Justice is the achievement of balance in all relationships and the demonstration in both thought and action of respect for the dignity of each element in the circle of interdependency that forms our universe. (p. 67) In indigenous philosophies, power flows from respect for nature and the natural order. In the dominant Western philosophy, power derives from coercion and artifice – in effect, alienation from nature. (p.84)

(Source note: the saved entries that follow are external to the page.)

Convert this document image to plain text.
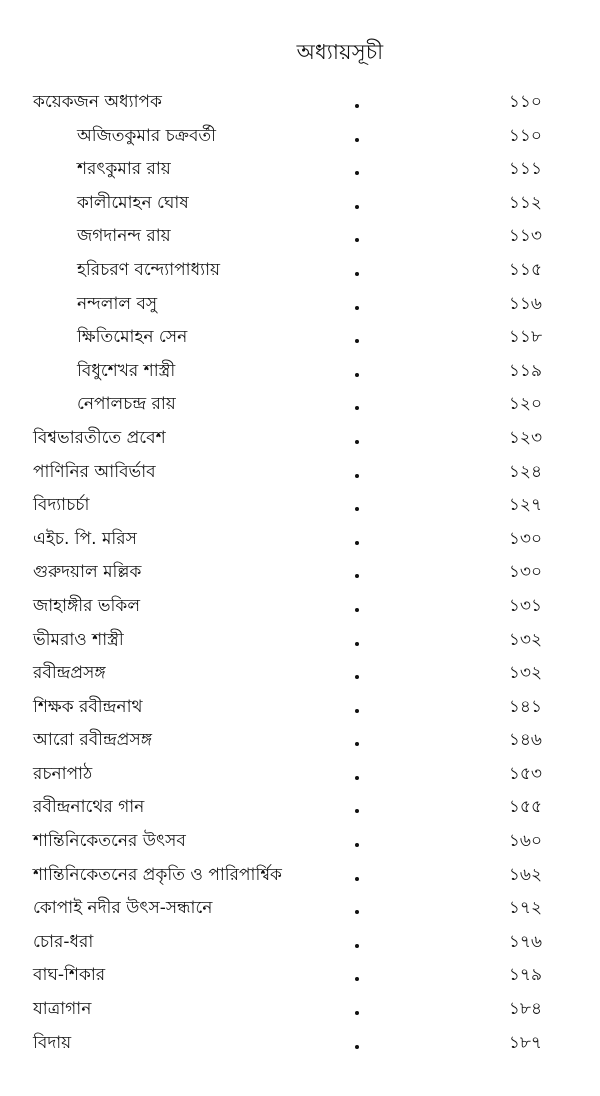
অধ্যায়সূচী
কয়েকজন অধ্যাপক	১১০
অজিতকুমার চক্রবর্তী	১১০
শরৎকুমার রায়	১১১
কালীমোহন ঘোষ	১১২
জগদানন্দ রায়	১১৩
হরিচরণ বন্দ্যোপাধ্যায়	১১৫
নন্দলাল বসু	১১৬
ক্ষিতিমোহন সেন	১১৮
বিধুশেখর শাস্ত্রী	১১৯
নেপালচন্দ্র রায়	১২০
বিশ্বভারতীতে প্রবেশ	১২৩
পাণিনির আবির্ভাব	১২৪
বিদ্যাচর্চা	১২৭
এইচ. পি. মরিস	১৩০
গুরুদয়াল মল্লিক	১৩০
জাহাঙ্গীর ভকিল	১৩১
ভীমরাও শাস্ত্রী	১৩২
রবীন্দ্রপ্রসঙ্গ	১৩২
শিক্ষক রবীন্দ্রনাথ	১৪১
আরো রবীন্দ্রপ্রসঙ্গ	১৪৬
রচনাপাঠ	১৫৩
রবীন্দ্রনাথের গান	১৫৫
শান্তিনিকেতনের উৎসব	১৬০
শান্তিনিকেতনের প্রকৃতি ও পারিপার্শ্বিক	১৬২
কোপাই নদীর উৎস-সন্ধানে	১৭২
চোর-ধরা	১৭৬
বাঘ-শিকার	১৭৯
যাত্রাগান	১৮৪
বিদায়	১৮৭
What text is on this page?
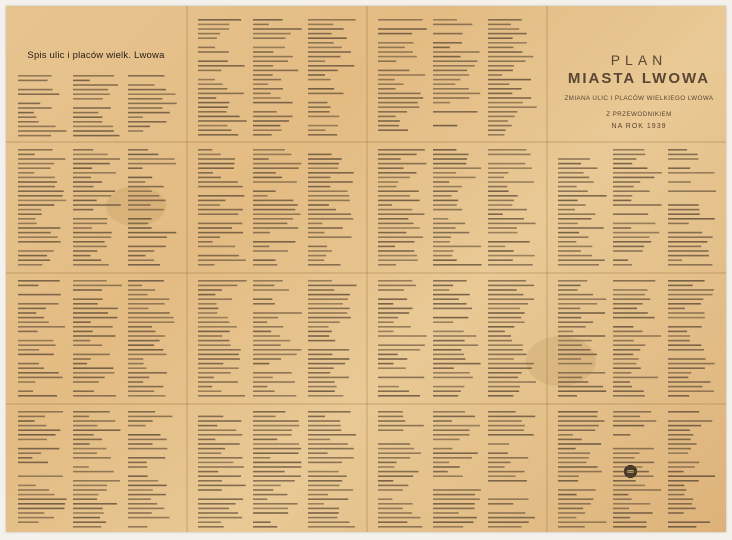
Spis ulic i placów wielk. Lwowa	PLAN
MIASTA LWOWA
ZMIANA ULIC I PLACÓW WIELKIEGO LWOWA
Z PRZEWODNIKIEM
NA ROK 1939
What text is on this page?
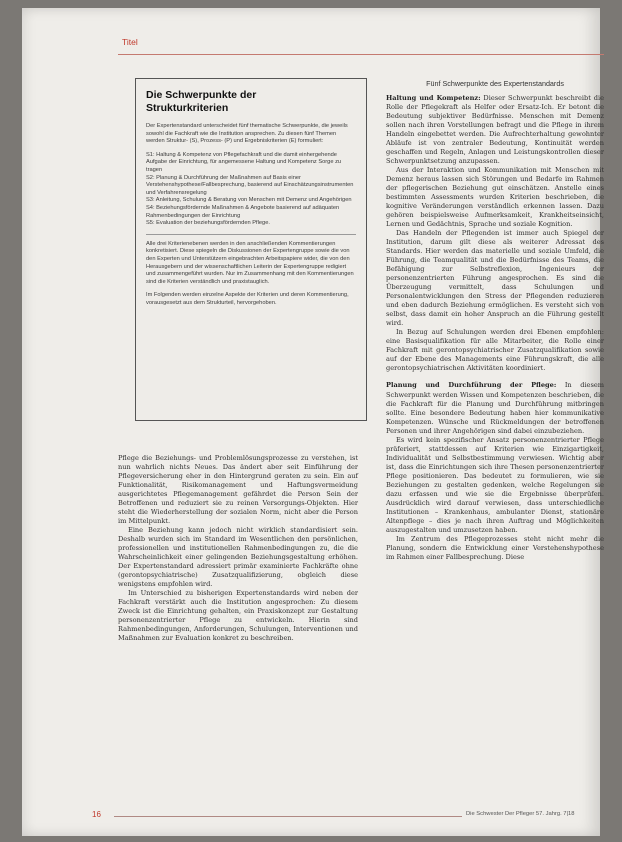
Titel
Die Schwerpunkte der Strukturkriterien

Der Expertenstandard unterscheidet fünf thematische Schwerpunkte, die jeweils sowohl die Fachkraft wie die Institution ansprechen. Zu diesen fünf Themen werden Struktur- (S), Prozess- (P) und Ergebniskriterien (E) formuliert:

S1: Haltung & Kompetenz von Pflegefachkraft und die damit einhergehende Aufgabe der Einrichtung, für angemessene Haltung und Kompetenz Sorge zu tragen
S2: Planung & Durchführung der Maßnahmen auf Basis einer Verstehenshypothese/Fallbesprechung, basierend auf Einschätzungsinstrumenten und Verfahrensregelung
S3: Anleitung, Schulung & Beratung von Menschen mit Demenz und Angehörigen
S4: Beziehungsfördernde Maßnahmen & Angebote basierend auf adäquaten Rahmenbedingungen der Einrichtung
S5: Evaluation der beziehungsfördernden Pflege.

Alle drei Kriterienebenen werden in den anschließenden Kommentierungen konkretisiert. Diese spiegeln die Diskussionen der Expertengruppe sowie die von den Experten und Unterstützern eingebrachten Arbeitspapiere wider, die von den Herausgebern und der wissenschaftlichen Leiterin der Expertengruppe redigiert und zusammengeführt wurden. Nur im Zusammenhang mit den Kommentierungen sind die Kriterien verständlich und praxistauglich.

Im Folgenden werden einzelne Aspekte der Kriterien und deren Kommentierung, vorausgesetzt aus dem Strukturteil, hervorgehoben.

Pflege die Beziehungs- und Problemlösungsprozesse zu verstehen, ist nun wahrlich nichts Neues. Das ändert aber seit Einführung der Pflegeversicherung eher in den Hintergrund geraten zu sein. Ein auf Funktionalität, Risikomanagement und Haftungsvermeidung ausgerichtetes Pflegemanagement gefährdet die Person Sein der Betroffenen und reduziert sie zu reinen Versorgungs-Objekten. Hier steht die Wiederherstellung der sozialen Norm, nicht aber die Person im Mittelpunkt.

Eine Beziehung kann jedoch nicht wirklich standardisiert sein. Deshalb wurden sich im Standard im Wesentlichen den persönlichen, professionellen und institutionellen Rahmenbedingungen zu, die die Wahrscheinlichkeit einer gelingenden Beziehungsgestaltung erhöhen. Der Expertenstandard adressiert primär examinierte Fachkräfte ohne (gerontopsychiatrische) Zusatzqualifizierung, obgleich diese wenigstens empfohlen wird.

Im Unterschied zu bisherigen Expertenstandards wird neben der Fachkraft verstärkt auch die Institution angesprochen: Zu diesem Zweck ist die Einrichtung gehalten, ein Praxiskonzept zur Gestaltung personenzentrierter Pflege zu entwickeln. Hierin sind Rahmenbedingungen, Anforderungen, Schulungen, Interventionen und Maßnahmen zur Evaluation konkret zu beschreiben.

Fünf Schwerpunkte des Expertenstandards

Haltung und Kompetenz: Dieser Schwerpunkt beschreibt die Rolle der Pflegekraft als Helfer oder Ersatz-Ich. Er betont die Bedeutung subjektiver Bedürfnisse. Menschen mit Demenz sollen nach ihren Vorstellungen befragt und die Pflege in ihrem Handeln eingebettet werden. Die Aufrechterhaltung gewohnter Abläufe ist von zentraler Bedeutung, Kontinuität werden geschaffen und Regeln, Anlagen und Leistungskontrollen dieser Schwerpunktsetzung anzupassen.

Aus der Interaktion und Kommunikation mit Menschen mit Demenz heraus lassen sich Störungen und Bedarfe im Rahmen der pflegerischen Beziehung gut einschätzen. Anstelle eines bestimmten Assessments wurden Kriterien beschrieben, die kognitive Veränderungen verständlich erkennen lassen. Dazu gehören beispielsweise Aufmerksamkeit, Krankheitseinsicht, Lernen und Gedächtnis, Sprache und soziale Kognition.

Das Handeln der Pflegenden ist immer auch Spiegel der Institution, darum gilt diese als weiterer Adressat des Standards. Hier werden das materielle und soziale Umfeld, die Führung, die Teamqualität und die Bedürfnisse des Teams, die Befähigung zur Selbstreflexion, Ingenieurs der personenzentrierten Führung angesprochen. Es sind die Überzeugung vermittelt, dass Schulungen und Personalentwicklungen den Stress der Pflegenden reduzieren und eben dadurch Beziehung ermöglichen. Es versteht sich von selbst, dass damit ein hoher Anspruch an die Führung gestellt wird.

In Bezug auf Schulungen werden drei Ebenen empfohlen: eine Basisqualifikation für alle Mitarbeiter, die Rolle einer Fachkraft mit gerontopsychiatrischer Zusatzqualifikation sowie auf der Ebene des Managements eine Führungskraft, die alle gerontopsychiatrischen Aktivitäten koordiniert.

Planung und Durchführung der Pflege: In diesem Schwerpunkt werden Wissen und Kompetenzen beschrieben, die die Fachkraft für die Planung und Durchführung mitbringen sollte. Eine besondere Bedeutung haben hier kommunikative Kompetenzen. Wünsche und Rückmeldungen der betroffenen Personen und ihrer Angehörigen sind dabei einzubeziehen.

Es wird kein spezifischer Ansatz personenzentrierter Pflege präferiert, stattdessen auf Kriterien wie Einzigartigkeit, Individualität und Selbstbestimmung verwiesen. Wichtig aber ist, dass die Einrichtungen sich ihre Thesen personenzentrierter Pflege positionieren. Das bedeutet zu formulieren, wie sie Beziehungen zu gestalten gedenken, welche Regelungen sie dazu erfassen und wie sie die Ergebnisse überprüfen. Ausdrücklich wird darauf verwiesen, dass unterschiedliche Institutionen – Krankenhaus, ambulanter Dienst, stationäre Altenpflege – dies je nach ihren Auftrag und Möglichkeiten auszugestalten und umzusetzen haben.

Im Zentrum des Pflegeprozesses steht nicht mehr die Planung, sondern die Entwicklung einer Verstehenshypothese im Rahmen einer Fallbesprechung. Diese

16	Die Schwester Der Pfleger 57. Jahrg. 7|18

Craig Carpenter, Kanien’kehaka Elder offers the following admonition: …consider Thomas Banyacya’s four words: “Stop, consider, change, and correct.” Stop what you are doing, Consider the effects of what you are doing. Is it upholding life on this land? Or is it destructive to the life on the land? If it is destructive, then change your value system and your actions. We are not supposed to be subduing the earth, treading it underfoot, vanquishing the earth and all its life. We are supposed to be taking care of this land and the life upon it. So it’s up to you to consider which side you are on…. I was sent all around the world, and I found Indians everywhere. They didn’t all have brown skin; they weren’t all what they call “red men.” But they had their sacred original instructions, and they were diligently trying to follow them. (Johnson, ed., The Book of Elders, 105) (p. 104) (All of the above passages are quotes taken from – Taiaiake Alfred, Peace, Power, Righteousness: An Indigenous Manifesto, 2009.)

With the help of God, we will recognize the truth and it will help us to remember, understand, and live the corresponding truth in our own wisdom, vision and responsibilities.

* The opening lines are drawn from Deep Ecology: Living as if Nature Mattered, – Bill Devall and George Sessions.